The application also includes a separate tool for extracting and downloading MediaPipe landmarks (Pose, Left Hand, Right Hand - 225 features) from videos.
- Sign Recognition:
- Upload pre-recorded videos.
- Capture signs live via webcam with a 3-second countdown.
- Displays Top-N predicted sign labels with confidence scores (using a mock model).
- Option to playback the extracted landmarks from the captured/uploaded video.
- Automatic trimming of trailing neutral poses from webcam captures.
- Padding/truncation of landmark sequences to a fixed length for model input.
- Landmark Extraction Tool:
- Upload videos or use webcam to extract and download MediaPipe landmarks (Pose, Left Hand, Right Hand - 225 features per frame) as JSON files.
- Playback Tool:
- Visualize previously extracted landmark JSON files.
- Sign Dictionary:
- Lookup an English word and play back its corresponding ASL sign video.
- Docker with Compose V2 (
docker compose ...) installed and running - Git for cloning the repository
- Clone the repository
git clone https://github.com/imics-lab/asl-sign-recognizer.git
cd asl-sign-recognizer- No manual build step needed. The first run (below) will build the image.
- Start with Docker Compose (detached)
docker compose up --build -dThis builds the image (first time) and starts the app on http://localhost:5000.
- Open in your browser
- Main:
http://localhost:5000 - Landmark Extractor:
http://localhost:5000/landmark_extractor - Playback Tool:
http://localhost:5000/playback - Sign Dictionary:
http://localhost:5000/sign_lookup
Notes
- Videos for the Sign Dictionary page are served from
static/videos/and must be named<videoKey>.mp4where<videoKey>comes fromresources/nslt_2000.json. - If you add or change videos, re-run with
--build(as above) to bake them into the image. For live editing without rebuilds, you can bind-mount your videos (see Development Workflow). - Dataset attribution: The Sign Dictionary videos and mappings are derived from the WLASL (World-Level American Sign Language) dataset. See: https://github.com/dxli94/WLASL
Common commands
# Start (build if needed) and run in background
docker compose up --build -d
# View logs
docker compose logs -f app
# Stop and remove containers
docker compose downMaking code or asset changes
- Rebuild after changes to Python/HTML/JS/static assets (copied into the image):
docker compose up --build -d- Optional: live-edit Sign Lookup videos without rebuilding by bind-mounting your local folder.

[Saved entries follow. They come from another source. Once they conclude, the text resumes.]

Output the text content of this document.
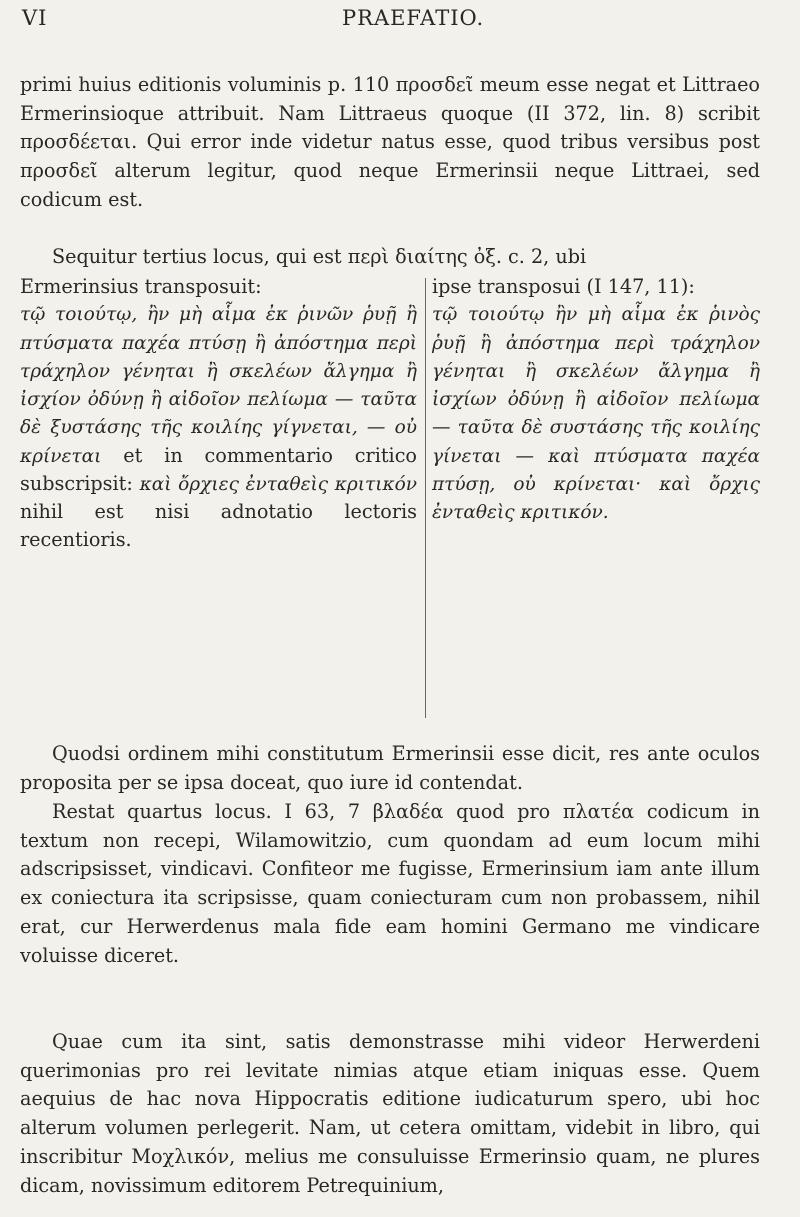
VI	PRAEFATIO.
primi huius editionis voluminis p. 110 προσδεῖ meum esse negat et Littraeo Ermerinsioque attribuit. Nam Littraeus quoque (II 372, lin. 8) scribit προσδέεται. Qui error inde videtur natus esse, quod tribus versibus post προσδεῖ alterum legitur, quod neque Ermerinsii neque Littraei, sed codicum est.
Sequitur tertius locus, qui est περὶ διαίτης ὀξ. c. 2, ubi

Ermerinsius transposuit:

τῷ τοιούτῳ, ἢν μὴ αἷμα ἐκ ῥινῶν ῥυῇ ἢ πτύσματα παχέα πτύσῃ ἢ ἀπόστημα περὶ τράχηλον γένηται ἢ σκελέων ἄλγημα ἢ ἰσχίον ὀδύνῃ ἢ αἰδοῖον πελίωμα — ταῦτα δὲ ξυστάσης τῆς κοιλίης γίγνεται, — οὐ κρίνεται et in commentario critico subscripsit: καὶ ὄρχιες ἐνταθεὶς κριτικόν nihil est nisi adnotatio lectoris recentioris.

ipse transposui (I 147, 11):

τῷ τοιούτῳ ἢν μὴ αἷμα ἐκ ῥινὸς ῥυῇ ἢ ἀπόστημα περὶ τράχηλον γένηται ἢ σκελέων ἄλγημα ἢ ἰσχίων ὀδύνῃ ἢ αἰδοῖον πελίωμα — ταῦτα δὲ συστάσης τῆς κοιλίης γίνεται — καὶ πτύσματα παχέα πτύσῃ, οὐ κρίνεται· καὶ ὄρχις ἐνταθεὶς κριτικόν.

Quodsi ordinem mihi constitutum Ermerinsii esse dicit, res ante oculos proposita per se ipsa doceat, quo iure id contendat.
Restat quartus locus. I 63, 7 βλαδέα quod pro πλατέα codicum in textum non recepi, Wilamowitzio, cum quondam ad eum locum mihi adscripsisset, vindicavi. Confiteor me fugisse, Ermerinsium iam ante illum ex coniectura ita scripsisse, quam coniecturam cum non probassem, nihil erat, cur Herwerdenus mala fide eam homini Germano me vindicare voluisse diceret.
Quae cum ita sint, satis demonstrasse mihi videor Herwerdeni querimonias pro rei levitate nimias atque etiam iniquas esse. Quem aequius de hac nova Hippocratis editione iudicaturum spero, ubi hoc alterum volumen perlegerit. Nam, ut cetera omittam, videbit in libro, qui inscribitur Μοχλικόν, melius me consuluisse Ermerinsio quam, ne plures dicam, novissimum editorem Petrequinium,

Add this line under
services.app.volumesindocker-compose.yml:
- /absolute/path/to/static/videos:/app/static/videos:roThen restart with docker compose up -d.
asl-sign-recognizer/
├── app.py # Flask entrypoint
├── server/ # Lightweight backend helpers
│ ├── __init__.py
│ ├── lookup.py # Sign Dictionary mapping utilities
│ └── utils.py # Landmark extraction utilities
├── models/ # ML models (unchanged)
├── templates/ # HTML templates
├── static/ # Static files (JS, CSS, videos)

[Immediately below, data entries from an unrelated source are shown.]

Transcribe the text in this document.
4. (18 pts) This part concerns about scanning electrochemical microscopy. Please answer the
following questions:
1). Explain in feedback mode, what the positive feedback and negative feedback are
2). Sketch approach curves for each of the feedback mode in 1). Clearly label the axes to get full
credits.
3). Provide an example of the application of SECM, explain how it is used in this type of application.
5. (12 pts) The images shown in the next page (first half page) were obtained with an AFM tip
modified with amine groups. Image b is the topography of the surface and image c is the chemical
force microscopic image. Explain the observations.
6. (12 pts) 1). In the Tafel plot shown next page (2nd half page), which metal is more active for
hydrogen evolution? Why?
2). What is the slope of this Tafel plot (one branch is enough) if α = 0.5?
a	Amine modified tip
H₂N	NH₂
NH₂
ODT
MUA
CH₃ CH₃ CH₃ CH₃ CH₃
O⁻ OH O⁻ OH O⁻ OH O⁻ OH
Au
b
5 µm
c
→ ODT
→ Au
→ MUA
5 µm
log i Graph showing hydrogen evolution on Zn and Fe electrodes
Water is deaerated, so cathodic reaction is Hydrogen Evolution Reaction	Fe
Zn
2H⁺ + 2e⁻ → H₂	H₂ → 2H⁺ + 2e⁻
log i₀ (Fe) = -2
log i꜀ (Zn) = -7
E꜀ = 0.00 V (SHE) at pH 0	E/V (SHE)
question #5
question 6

│ └── videos/ # Sign Dictionary videos (<videoKey>.mp4)
├── resources/ # Backend assets (class lists, model weights, json mappings)
└── docker-compose.yml, Dockerfile, requirements.txt, README.md
asl-sign-recognizer/
├── app.py # Flask entrypoint
├── server/ # Backend helpers
│ ├── __init__.py
│ ├── lookup.py # Sign Dictionary mapping utilities
│ └── utils.py # Landmark extraction utilities
├── models/ # ML models
│ ├── __init__.py
│ ├── base_model.py
│ ├── mock_model.py
│ ├── registry.py
│ ├── transformer_model.py
│ └── utils.py
├── templates/ # HTML templates
│ ├── index.html # Main sign recognition page
│ ├── landmark_extractor.html # Landmark extraction tool
│ ├── playback.html # Landmark playback visualization
│ └── sign_lookup.html # Sign Dictionary page
├── static/ # Static assets
│ ├── js/
│ │ ├── main.js # JS for landmark_extractor.html
│ │ ├── recognition.js # JS for index.html (sign recognition)

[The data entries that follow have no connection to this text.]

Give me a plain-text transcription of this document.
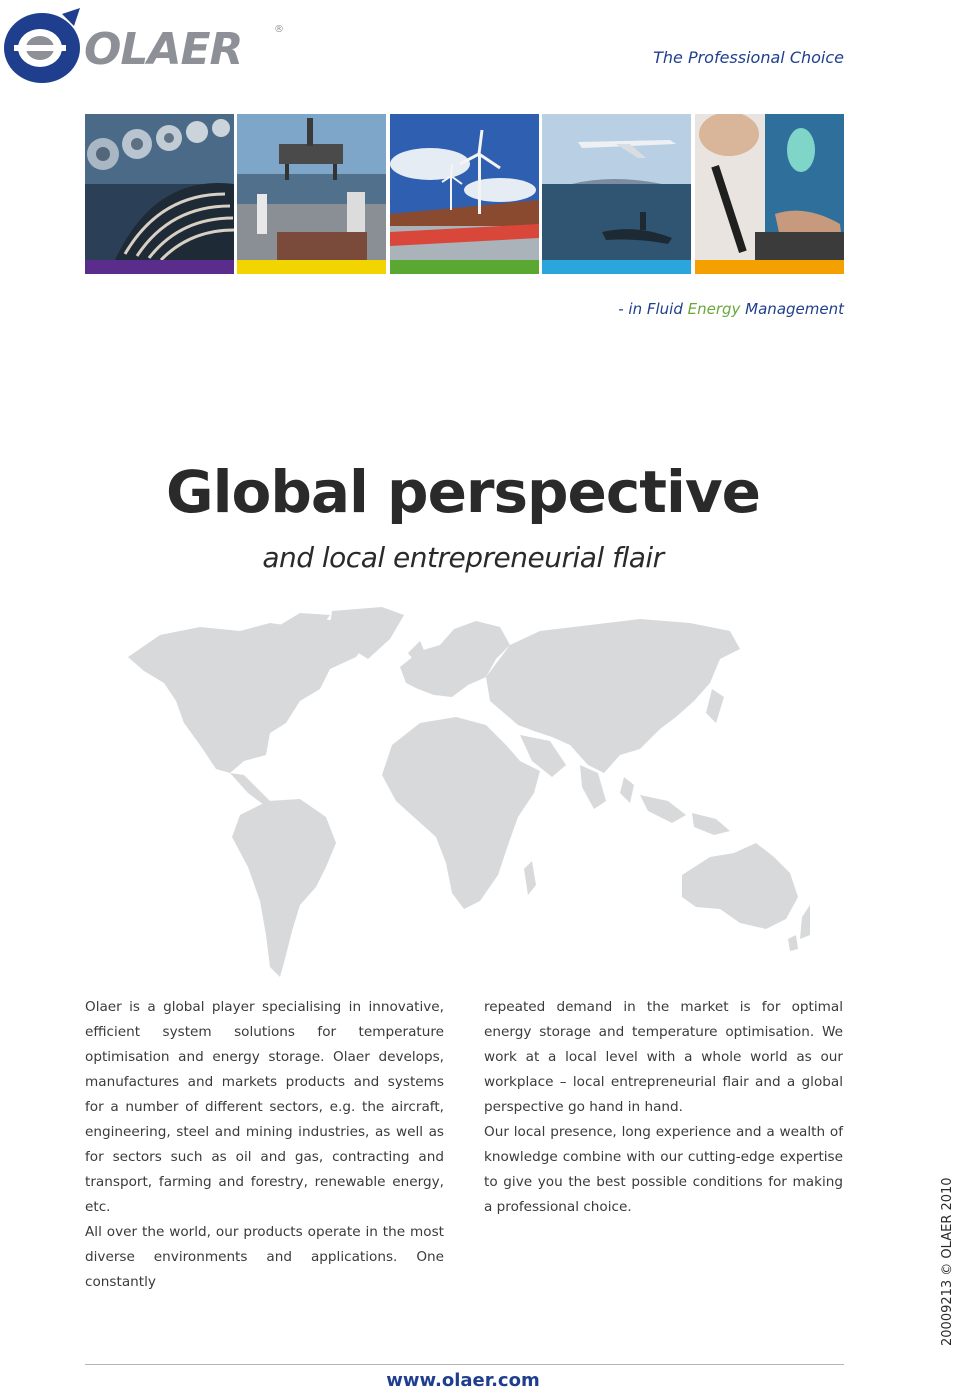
OLAER	®
The Professional Choice
- in Fluid Energy Management
Global perspective
and local entrepreneurial flair

Olaer is a global player specialising in innovative, efficient system solutions for temperature optimisation and energy storage. Olaer develops, manufactures and markets products and systems for a number of different sectors, e.g. the aircraft, engineering, steel and mining industries, as well as for sectors such as oil and gas, contracting and transport, farming and forestry, renewable energy, etc.

All over the world, our products operate in the most diverse environments and applications. One constantly

repeated demand in the market is for optimal energy storage and temperature optimisation. We work at a local level with a whole world as our workplace – local entrepreneurial flair and a global perspective go hand in hand.

Our local presence, long experience and a wealth of knowledge combine with our cutting-edge expertise to give you the best possible conditions for making a professional choice.

www.olaer.com
20009213 © OLAER 2010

│ │ ├── playback.js # JS for playback.html
│ │ └── lookup.js # JS for Sign Dictionary
│ └── videos/ # Sign videos (<videoKey>.mp4); .gitkeep tracked
├── resources/ # Backend assets (not served directly)
│ ├── wlasl_class_list.txt
│ ├── nslt_2000.json
│ └── asl_model.pth
├── uploads/ # Temporary uploaded videos (volume)
├── data/ # Processed landmark JSONs (volume)
├── docker-compose.yml
├── Dockerfile
├── requirements.txt
└── README.md